A needlestick injury is an incident which causes a used needle, blade (such as scalpel) or other medical instruments, to penetrate the skin. This is sometimes called a sharps or percutaneous injury. An eye splash injury is where blood or other body fluids make contact with the eye.

Accidental exposure to human blood, other body fluids or tissue, could lead to contracting a blood borne virus such as HIV, Hepatitis B (HBV) and Hepatitis C (HCV). The risk of infection varies according to the pathogen involved and the circumstances of the accident.

If you have an accident of this type, we cannot make the assumption that no potentially harmful exposure has occurred. If the potential exposure is from a patient, they may be unaware that they carry a blood borne virus, have not disclosed their status, or not have it recorded in their medical notes. An assessment by a clinician will be necessary.

First aid for needle stick injury

If you suffer an injury from a sharp which may be contaminated:

  1. Encourage the wound to gently bleed, ideally holding it under running water
  2. Wash the wound using running water and plenty of soap; leave under running water for a minimum of 10 minutes - ideally 20 minutes
  3. Do not scrub or squeeze the wound whilst you are washing it
  4. Do not suck the wound
  5. Dry the wound and cover it with a waterproof plaster or dressing

Immediate action following a potential exposure incident - in all cases

  1. Encourage the wound to bleed, but do not scrub the wound - this may increase tissue damage
  2. Wash any wound or contaminated skin with soap and clean water - cover with a sterile dressing
  3. If blood is splashed into the eye or mouth, stop and wash out immediately with tap water or saline. Remove any contact lenses.

Next actions to be taken - Hospital setting

  1. Report the incident to the person in charge - your supervisor, ward manager/duty doctor. Don’t delay, or fail to report the accident even if you were not following the correct procedures
  2. Follow the John Radcliffe NHS Trust needle stick injury policy
  3. An exposure risk assessment, including the patient and donor risk assessment, should be completed by a third party
  4. You may need to go to A&E for assessment and in rare circumstances be prescribed for PEP (Post-Exposure Prophylaxis)
  5. You may need to visit the Occupational Health Department at the John Radcliffe Hospital for bloods and Hepatitis B vaccinations
  6. In all cases, please contact the Oxford University Occupational Health Services (OHS) on 01865 (2)82676, from 8.30am to 4.30pm Monday to Thursday, and 08.30am to 3.30pm on Fridays as soon as possible and no later than the next working day so that any necessary follow up health assessment and support can be initiated.

Please note

Always inform the OHS of the incident as soon as possible and no later than the next working day so that any necessary follow up health assessment and support can be initiated.

 

Next actions to be taken - Laboratory setting

  1. Report the incident to the senior person on duty and ensure you have all the details of the potentially infectious materials to hand.
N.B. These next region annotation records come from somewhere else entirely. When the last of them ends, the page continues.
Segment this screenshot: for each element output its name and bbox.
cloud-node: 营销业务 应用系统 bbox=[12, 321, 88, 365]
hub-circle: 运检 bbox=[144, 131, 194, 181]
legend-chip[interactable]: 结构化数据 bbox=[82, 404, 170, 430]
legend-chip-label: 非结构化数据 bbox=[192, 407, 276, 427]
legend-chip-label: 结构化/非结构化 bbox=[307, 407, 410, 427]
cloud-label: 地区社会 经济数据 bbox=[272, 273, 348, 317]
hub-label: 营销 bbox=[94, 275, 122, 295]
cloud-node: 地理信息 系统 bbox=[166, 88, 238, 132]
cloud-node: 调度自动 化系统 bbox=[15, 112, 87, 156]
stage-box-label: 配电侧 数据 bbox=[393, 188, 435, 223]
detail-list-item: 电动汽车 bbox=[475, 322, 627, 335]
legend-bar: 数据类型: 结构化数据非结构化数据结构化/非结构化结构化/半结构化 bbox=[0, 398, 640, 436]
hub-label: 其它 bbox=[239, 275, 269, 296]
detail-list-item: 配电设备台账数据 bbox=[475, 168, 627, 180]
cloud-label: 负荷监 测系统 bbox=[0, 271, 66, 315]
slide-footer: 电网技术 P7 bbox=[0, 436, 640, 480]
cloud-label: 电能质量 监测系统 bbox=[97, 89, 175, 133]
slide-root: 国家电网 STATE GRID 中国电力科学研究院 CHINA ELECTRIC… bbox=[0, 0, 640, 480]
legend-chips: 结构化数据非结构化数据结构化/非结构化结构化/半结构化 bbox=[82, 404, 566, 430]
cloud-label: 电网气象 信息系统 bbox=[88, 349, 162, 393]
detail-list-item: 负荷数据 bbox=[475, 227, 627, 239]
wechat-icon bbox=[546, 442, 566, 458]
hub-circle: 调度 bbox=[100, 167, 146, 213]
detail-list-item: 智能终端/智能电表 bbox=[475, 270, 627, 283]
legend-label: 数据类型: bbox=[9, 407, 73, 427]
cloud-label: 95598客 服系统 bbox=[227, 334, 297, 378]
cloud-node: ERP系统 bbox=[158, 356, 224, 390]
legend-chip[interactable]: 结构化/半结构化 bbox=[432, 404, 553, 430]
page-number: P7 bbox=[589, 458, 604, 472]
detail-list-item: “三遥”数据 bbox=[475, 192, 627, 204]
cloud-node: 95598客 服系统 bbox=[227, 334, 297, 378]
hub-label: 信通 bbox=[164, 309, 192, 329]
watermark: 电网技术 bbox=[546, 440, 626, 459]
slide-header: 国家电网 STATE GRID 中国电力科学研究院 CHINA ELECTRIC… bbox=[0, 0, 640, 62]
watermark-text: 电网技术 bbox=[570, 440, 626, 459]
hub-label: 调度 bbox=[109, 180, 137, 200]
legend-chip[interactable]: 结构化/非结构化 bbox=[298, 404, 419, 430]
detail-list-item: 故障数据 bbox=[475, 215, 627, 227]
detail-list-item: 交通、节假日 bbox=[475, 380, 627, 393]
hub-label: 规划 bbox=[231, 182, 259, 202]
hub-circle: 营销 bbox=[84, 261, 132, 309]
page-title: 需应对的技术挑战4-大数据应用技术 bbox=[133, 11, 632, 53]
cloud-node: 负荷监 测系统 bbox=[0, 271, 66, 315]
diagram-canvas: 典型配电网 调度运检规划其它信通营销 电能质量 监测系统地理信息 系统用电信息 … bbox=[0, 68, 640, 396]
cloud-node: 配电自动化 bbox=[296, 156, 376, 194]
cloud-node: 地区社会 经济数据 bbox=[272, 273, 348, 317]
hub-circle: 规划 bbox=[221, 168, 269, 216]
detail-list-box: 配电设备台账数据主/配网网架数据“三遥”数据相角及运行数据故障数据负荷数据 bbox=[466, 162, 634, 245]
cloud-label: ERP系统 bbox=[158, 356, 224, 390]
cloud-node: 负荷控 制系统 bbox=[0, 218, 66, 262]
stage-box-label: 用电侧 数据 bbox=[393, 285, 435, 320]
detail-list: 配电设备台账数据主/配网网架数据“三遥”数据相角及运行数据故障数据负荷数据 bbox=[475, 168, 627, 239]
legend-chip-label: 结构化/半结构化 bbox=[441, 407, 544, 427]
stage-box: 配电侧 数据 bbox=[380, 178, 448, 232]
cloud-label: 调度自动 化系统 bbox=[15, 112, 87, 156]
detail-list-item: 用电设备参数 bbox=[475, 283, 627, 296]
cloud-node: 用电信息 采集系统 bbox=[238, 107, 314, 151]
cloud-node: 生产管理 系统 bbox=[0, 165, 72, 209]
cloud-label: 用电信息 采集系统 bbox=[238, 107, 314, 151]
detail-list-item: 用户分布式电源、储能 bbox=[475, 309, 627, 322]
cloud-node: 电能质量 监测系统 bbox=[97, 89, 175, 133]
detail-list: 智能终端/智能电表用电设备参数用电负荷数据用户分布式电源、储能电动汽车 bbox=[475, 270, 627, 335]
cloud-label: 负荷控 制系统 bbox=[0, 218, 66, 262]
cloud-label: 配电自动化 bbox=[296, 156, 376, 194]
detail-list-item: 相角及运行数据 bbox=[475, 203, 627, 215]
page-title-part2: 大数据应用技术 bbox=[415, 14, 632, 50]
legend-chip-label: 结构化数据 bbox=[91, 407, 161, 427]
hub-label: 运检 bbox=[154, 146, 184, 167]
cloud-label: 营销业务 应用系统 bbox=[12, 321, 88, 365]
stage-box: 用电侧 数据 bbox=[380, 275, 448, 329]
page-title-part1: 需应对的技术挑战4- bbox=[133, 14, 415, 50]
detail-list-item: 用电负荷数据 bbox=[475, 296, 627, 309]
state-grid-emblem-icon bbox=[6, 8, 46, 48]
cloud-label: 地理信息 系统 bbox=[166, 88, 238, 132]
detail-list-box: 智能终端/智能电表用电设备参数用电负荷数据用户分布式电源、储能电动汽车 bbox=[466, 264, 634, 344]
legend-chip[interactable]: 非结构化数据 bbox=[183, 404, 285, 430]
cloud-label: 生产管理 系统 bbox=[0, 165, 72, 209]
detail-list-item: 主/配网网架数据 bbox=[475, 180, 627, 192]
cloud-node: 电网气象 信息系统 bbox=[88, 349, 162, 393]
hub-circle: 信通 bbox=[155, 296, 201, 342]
The incident will need to be reported on the Univerrsity's Incident Reporting and Investigation System (IRIS).
  2. Contact Occupational Health Services (OHS) 01865 (2)82676, from 8.30am to 4.30pm Monday to Thursday, and 08.30am to 3.30pm on Fridays
  3. If outside of OHS operating hours, telephone the on-call microbiologist via the John Radcliffe Hospital Switchboard  on 01865 741166 and go to the Accident and Emergency Department at the John Radcliffe Hospital if deemed appropriate by the microbiologist
  4. In the event of a large animal bite go straight to the Accident and Emergency Department at the John Radcliffe Hospital
  5. Always inform the OHS of the incident as soon as possible and no later than the next working day so that any necessary follow up health assessment and support can be initiated.

Please note

Always inform the OHS of the incident as soon as possible and no later than the next working day so that any necessary follow up health assessment and support can be initiated.